Further decisions on primary school closures and amalgamations are expected over the next two years as Scottish Borders Council’s entire school estate, serving nearly 16,000 pupils, comes under scrutiny.
“There is a consensus that we can reduce the number of schools based on school roll figures and projections,” said Donna Manson, the council’s service director for children and young people, in a report to the authority’s executive on Tuesday.
“There is a clear message that the council must take action to ensure the resources we have in these challenging fiscal times are used wisely and efficiently.
“Stakeholders have identified that we need to rationalise the school estate of nine secondaries and 60 primaries and reduce the number of schools in order to achieve best value for the resources we have.”
The three schools being closed are Eccles/Leitholm in Berwickshire, Ettrick Primary and Hobkirk Primary, near Bonchester Bridge.
All three had already been mothballed, but the executive has now agreed to invoke statutory consultation measures prior to their permanent closure.
Pre-consultation meetings were held in March at the region’s secondary schools, each with its own cluster of feeder primaries, and stakeholders were given facts and figures about schools rolls, the condition and capacity of buildings and the cost per pupil in each catchment area.
Based on feedback from those meetings, the clusters around Jedburgh Grammar, Hawick High, Galashiels Academy and Eyemouth High have been prioritised for consideration during the first part of the review, starting this month and lasting up to a year.
“This will allow a more focused engagement with key stakeholders and act as a preparation for any relevant formal proposals that may be brought forward,” said Ms Manson.
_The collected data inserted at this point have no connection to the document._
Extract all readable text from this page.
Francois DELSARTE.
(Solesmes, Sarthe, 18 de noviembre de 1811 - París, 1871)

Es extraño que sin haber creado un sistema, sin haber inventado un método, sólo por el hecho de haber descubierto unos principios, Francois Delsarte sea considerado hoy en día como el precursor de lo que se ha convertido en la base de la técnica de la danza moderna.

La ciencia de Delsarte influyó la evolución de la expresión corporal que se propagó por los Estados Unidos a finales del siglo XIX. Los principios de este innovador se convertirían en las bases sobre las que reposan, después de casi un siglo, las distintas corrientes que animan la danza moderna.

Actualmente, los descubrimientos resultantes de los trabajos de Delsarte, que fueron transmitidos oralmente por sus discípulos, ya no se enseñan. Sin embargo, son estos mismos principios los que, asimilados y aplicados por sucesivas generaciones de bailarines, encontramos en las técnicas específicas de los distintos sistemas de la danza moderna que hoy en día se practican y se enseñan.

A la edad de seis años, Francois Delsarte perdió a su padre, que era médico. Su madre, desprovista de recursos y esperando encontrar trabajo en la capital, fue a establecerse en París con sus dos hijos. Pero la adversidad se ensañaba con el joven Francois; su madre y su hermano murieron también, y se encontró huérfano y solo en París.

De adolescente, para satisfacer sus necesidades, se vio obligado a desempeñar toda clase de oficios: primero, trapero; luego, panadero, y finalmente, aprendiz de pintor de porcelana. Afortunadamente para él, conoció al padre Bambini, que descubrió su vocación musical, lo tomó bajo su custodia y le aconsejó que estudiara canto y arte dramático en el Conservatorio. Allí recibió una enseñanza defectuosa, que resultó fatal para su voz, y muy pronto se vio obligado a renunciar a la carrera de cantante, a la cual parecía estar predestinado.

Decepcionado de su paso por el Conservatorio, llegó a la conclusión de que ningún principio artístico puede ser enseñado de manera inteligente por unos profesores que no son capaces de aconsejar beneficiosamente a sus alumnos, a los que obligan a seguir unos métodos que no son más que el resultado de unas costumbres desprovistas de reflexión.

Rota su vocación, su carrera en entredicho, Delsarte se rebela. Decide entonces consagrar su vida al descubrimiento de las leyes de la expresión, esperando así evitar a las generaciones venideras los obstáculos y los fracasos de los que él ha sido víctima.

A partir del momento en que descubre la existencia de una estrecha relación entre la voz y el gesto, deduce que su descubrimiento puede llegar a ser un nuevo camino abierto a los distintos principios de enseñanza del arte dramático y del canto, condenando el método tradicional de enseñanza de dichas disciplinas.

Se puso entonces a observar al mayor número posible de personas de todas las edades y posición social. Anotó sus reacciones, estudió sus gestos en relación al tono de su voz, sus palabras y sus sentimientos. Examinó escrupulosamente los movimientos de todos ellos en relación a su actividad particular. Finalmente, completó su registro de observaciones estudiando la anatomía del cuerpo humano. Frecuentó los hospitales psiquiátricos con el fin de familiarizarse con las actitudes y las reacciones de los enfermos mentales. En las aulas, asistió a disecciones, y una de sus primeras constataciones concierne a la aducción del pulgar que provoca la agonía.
All school closures must undergo a process of statutory consultation and require the ultimate sanction of the Scottish Government.
Ms Manson said the highest level of engagement had been seen in Jedburgh.
Some 240 parents, carers and pupils there had responded to a council questionnaire, the meeting heard.
“The school communities are asking this council to further engage on the future of education provision, expressing concern about the condition of, and lack of investment in, their school buildings, the quality of their facilities and the challenge of sustaining a broad curriculum,” she said.
She said the quality of buildings and their impact on learning were also key concerns for Galashiels Academy and its cluster of 10 primary schools.
“There was a recognition that the future of education could look very different and that catchments need to be reviewed,” she added.
Councillors endorsed a simultaneous review of the region’s four Roman Catholic schools in Hawick, Selkirk, Peebles and Galashiels, all of which are running under capacity and have difficulties recruiting teaching staff.